Un texte très ambigu

L’article 13 fait partie de la Directive sur le droit d’auteur dans le marché unique numérique, également appelée “loi européenne sur le copyright”. Proposée en 2016, cette directive a pour but d’adapter les lois sur le droit d’auteur à l’ère du numérique. Il n’y a aucun doute que ce dépoussiérage était vraiment nécessaire. Ce qui a fait un tollé, c’est la formulation très ambigüe de l’article 13. Le texte est si peu clair qu’on pourrait penser qu’il interdit purement et simplement les mèmes.

Le texte original stipule que les sociétés de média devront prendre rapidement des mesures pour enlever toutes les vidéos, images, articles, gifs et clips audio qui constituent une atteinte aux droits d’auteur. De plus, les entreprises devront mettre en œuvre un système d’identification automatique dans les cas où il est impossible de vérifier manuellement chaque contenu, à cause de quantités de données trop importantes. C’est problématique pour les plateformes dont le contenu est créé par les utilisateurs. Il est en effet difficile de trouver un programme qui détecte les violations aux droits d’auteur de façon infaillible, sans pénaliser les utilisations légales de contenu. Tous les contenus où figurent des œuvres protégées par le droit d’auteur seront bloqués et supprimés. Le nouveau texte de loi protège explicitement les mèmes et les gifs, mais n’offre pas de solution satisfaisante pour pallier aux insuffisances des systèmes automatisés.

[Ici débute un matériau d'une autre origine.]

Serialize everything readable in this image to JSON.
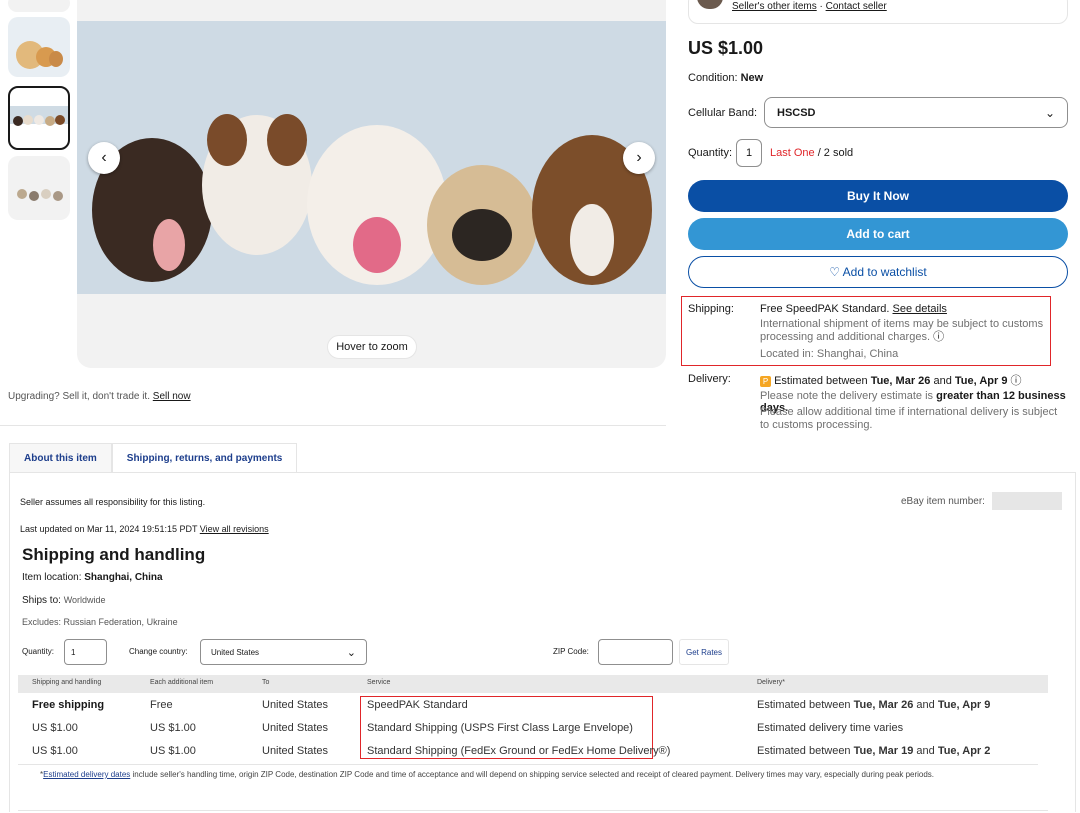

Les dangers (et les bienfaits !) du freebooting

Il arrive souvent que du contenu créé par des YouTubers soit intégralement mis en ligne sur des pages Facebook. Celles-ci mentionnent rarement le nom des véritables auteurs. Cette pratique, appelée “freebooting”, nuit énormément aux créateurs de contenu : elle vole des “vues” (et de l’argent) à leur chaine YouTube. Dans d’autres cas, seul un court extrait d’une vidéo est repris dans un même. C’est par exemple ce qui est arrivé à la chanteuse Gabbie Hannah : sa vidéo du titre “Monster” sur le site musical Genius a donné naissance à de nombreux mèmes. Ce type d’utilisation non autorisée n’est pas forcément préjudiciable pour les créateurs de contenu. Au contraire, elle augmente souvent leur notoriété, de nombreux internautes allant regarder la vidéo originale.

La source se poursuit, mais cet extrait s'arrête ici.